There is a second CNN that is sort of the flip side of the first: the inexhaustible supply of coverage on a key story that doesn’t let being incredibly repetitive get in the way of milking every moment, even when there’s often no significant new developments to advance that story.
There’s a strong possibility this is the version of CNN we will see become CNN+. If the network is spending multiple hours on, say, the latest standoff between President Biden and Congress, what’s another hour or two on CNN+ discussing the same issue ad nauseam?
A third version of CNN is the one CNN chief digital officer Andrew Morse clearly alluded to in his Variety interview as being part of the CNN+: infotainment. Not so much news but news-flavored entertainment in the form of genres well known to viewers from TV, like satirical comedy or game shows, that can play off current events.
This is the trend Zucker has been powering with the likes of the documentaries and series that are typically well executed though not what traditionalists would expect from a 24-hour news network, such as “Anthony Bourdain: Parts Unknown.”
It’s almost quaint in the year 2021 to bother to tsk-tsk this trend because the boundaries between news and entertainment were broken down so long ago that accelerating such a trend with CNN+ isn’t going to be controversial. In Zucker’s CNN, his star anchors don’t have to be just anchors; they are personalities that can host a late-night show or a cooking show if need be.
This is the most interesting version of what CNN+ could be because CNN does have a deep roster of talent who seem game to broaden their personal brands in a way previous generations of on-air journalists may not have been as inclined to do (though it’s worth remembering that even the great Mike Wallace started out a game-show host). Think of how Anderson Cooper or Don Lemon let it all hang out on the air on recent New Year’s Eves, and you get a sense of the elasticity of their personalities.

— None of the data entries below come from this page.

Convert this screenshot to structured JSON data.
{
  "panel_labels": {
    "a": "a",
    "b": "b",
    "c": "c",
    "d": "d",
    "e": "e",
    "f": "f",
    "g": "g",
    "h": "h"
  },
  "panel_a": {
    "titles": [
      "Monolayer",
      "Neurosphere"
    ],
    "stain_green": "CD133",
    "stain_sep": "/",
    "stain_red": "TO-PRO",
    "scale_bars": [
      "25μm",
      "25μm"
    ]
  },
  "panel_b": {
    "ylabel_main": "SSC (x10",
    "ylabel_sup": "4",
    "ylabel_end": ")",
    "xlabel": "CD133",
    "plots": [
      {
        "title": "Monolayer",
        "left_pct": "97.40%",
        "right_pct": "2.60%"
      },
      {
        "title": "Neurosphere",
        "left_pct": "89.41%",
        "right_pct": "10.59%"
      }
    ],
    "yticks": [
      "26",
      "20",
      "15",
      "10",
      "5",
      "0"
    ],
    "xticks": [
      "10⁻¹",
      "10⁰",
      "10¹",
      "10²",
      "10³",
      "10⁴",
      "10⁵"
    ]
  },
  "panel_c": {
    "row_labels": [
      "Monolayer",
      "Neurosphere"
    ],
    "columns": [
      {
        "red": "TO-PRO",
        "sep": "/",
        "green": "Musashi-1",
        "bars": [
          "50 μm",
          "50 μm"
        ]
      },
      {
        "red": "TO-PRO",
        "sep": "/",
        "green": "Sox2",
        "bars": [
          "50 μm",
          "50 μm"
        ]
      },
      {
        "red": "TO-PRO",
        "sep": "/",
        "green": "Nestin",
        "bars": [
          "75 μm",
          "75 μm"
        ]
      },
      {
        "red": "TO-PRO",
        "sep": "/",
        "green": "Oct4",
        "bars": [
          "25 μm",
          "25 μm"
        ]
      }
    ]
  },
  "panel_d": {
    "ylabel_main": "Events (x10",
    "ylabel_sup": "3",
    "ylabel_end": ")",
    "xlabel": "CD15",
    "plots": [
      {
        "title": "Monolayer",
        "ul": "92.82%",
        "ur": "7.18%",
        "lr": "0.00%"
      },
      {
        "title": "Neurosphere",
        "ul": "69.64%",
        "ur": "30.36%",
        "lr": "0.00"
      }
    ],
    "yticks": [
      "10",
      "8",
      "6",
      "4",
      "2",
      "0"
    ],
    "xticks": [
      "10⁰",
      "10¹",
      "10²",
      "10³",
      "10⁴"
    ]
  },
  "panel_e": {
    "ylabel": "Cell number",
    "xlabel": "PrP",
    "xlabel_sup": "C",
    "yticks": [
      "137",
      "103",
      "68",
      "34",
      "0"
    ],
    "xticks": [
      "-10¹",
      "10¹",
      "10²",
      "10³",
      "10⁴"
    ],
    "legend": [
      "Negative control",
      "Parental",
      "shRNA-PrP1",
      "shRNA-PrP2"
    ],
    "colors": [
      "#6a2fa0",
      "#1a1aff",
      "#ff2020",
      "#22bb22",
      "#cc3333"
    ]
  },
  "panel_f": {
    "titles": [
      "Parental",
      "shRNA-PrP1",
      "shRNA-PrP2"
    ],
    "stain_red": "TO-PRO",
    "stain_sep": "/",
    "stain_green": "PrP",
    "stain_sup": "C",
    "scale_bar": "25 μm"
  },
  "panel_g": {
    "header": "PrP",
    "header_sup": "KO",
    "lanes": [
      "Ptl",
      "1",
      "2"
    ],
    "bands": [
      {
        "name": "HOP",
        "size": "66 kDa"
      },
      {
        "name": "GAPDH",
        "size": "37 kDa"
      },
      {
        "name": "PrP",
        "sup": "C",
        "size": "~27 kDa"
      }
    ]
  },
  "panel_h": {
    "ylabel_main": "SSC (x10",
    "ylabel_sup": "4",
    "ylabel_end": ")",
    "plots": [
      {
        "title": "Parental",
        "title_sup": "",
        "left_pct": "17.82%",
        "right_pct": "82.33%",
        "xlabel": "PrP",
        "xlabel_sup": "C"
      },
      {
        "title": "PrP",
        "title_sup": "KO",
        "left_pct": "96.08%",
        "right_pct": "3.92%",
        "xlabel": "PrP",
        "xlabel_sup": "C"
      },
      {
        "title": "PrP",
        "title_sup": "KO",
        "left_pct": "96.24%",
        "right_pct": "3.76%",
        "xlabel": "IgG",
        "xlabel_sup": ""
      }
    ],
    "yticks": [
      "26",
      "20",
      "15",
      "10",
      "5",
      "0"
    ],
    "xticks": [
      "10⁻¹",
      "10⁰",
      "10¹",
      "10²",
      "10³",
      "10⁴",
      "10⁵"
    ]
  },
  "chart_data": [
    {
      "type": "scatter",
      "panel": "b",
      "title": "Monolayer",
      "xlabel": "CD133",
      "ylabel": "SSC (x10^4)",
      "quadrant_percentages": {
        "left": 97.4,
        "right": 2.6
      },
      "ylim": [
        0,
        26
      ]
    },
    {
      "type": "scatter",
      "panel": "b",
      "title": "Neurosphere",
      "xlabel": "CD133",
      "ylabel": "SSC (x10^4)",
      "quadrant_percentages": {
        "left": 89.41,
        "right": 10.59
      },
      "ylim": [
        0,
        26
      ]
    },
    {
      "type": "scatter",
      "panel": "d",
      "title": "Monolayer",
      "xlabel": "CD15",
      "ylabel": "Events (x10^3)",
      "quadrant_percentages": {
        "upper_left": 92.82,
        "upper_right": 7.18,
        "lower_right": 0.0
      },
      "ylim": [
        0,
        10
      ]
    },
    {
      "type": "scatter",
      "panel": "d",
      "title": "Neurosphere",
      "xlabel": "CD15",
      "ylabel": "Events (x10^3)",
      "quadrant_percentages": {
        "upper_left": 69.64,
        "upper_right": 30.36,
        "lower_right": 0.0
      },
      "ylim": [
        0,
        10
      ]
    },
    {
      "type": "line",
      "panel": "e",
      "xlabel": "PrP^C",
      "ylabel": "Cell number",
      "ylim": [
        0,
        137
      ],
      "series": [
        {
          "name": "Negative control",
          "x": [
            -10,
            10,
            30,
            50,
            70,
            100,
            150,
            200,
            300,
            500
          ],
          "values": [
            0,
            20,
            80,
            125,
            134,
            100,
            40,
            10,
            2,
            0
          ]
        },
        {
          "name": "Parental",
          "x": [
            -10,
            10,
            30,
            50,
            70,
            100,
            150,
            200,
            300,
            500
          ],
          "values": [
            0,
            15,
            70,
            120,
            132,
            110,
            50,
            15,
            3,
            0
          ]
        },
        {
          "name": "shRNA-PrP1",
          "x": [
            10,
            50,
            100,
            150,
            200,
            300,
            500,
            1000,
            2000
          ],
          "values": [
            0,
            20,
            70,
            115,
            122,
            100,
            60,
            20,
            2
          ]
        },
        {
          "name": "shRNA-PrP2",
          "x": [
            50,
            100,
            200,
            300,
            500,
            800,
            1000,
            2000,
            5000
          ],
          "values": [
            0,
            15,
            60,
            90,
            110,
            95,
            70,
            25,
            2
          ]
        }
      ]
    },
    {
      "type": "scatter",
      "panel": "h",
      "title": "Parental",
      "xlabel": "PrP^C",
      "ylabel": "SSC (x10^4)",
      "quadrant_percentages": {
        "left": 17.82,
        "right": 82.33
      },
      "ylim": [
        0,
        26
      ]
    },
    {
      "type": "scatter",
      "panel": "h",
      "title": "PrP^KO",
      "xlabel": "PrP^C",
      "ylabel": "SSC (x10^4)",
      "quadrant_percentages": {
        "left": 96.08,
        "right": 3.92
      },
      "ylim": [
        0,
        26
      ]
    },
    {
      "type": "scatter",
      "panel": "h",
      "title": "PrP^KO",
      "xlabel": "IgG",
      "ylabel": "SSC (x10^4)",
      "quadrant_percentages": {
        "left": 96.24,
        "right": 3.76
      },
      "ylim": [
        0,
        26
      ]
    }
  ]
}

Then there is the version of CNN of which we get occasional brief glimpses but could well see become the stock in trade at CNN+: the innovator that throws away the tired conventions of TV news and experiments with new styles and formats that have a shot at engaging new and younger viewers. This is the “not your dad’s” version of CNN we need to see, but it is also a high-risk pursuit, because with experimentation comes failure. Too much failure could kill CNN+.
I doubt CNN itself knows the way to go here, but it will find out once CNN+ is live and the audience data tells the network what’s working and what isn’t. But what management does know full well is the path forward isn’t clear and that the 2021 iteration of CNN+ won’t necessarily resemble what it could become in the years ahead.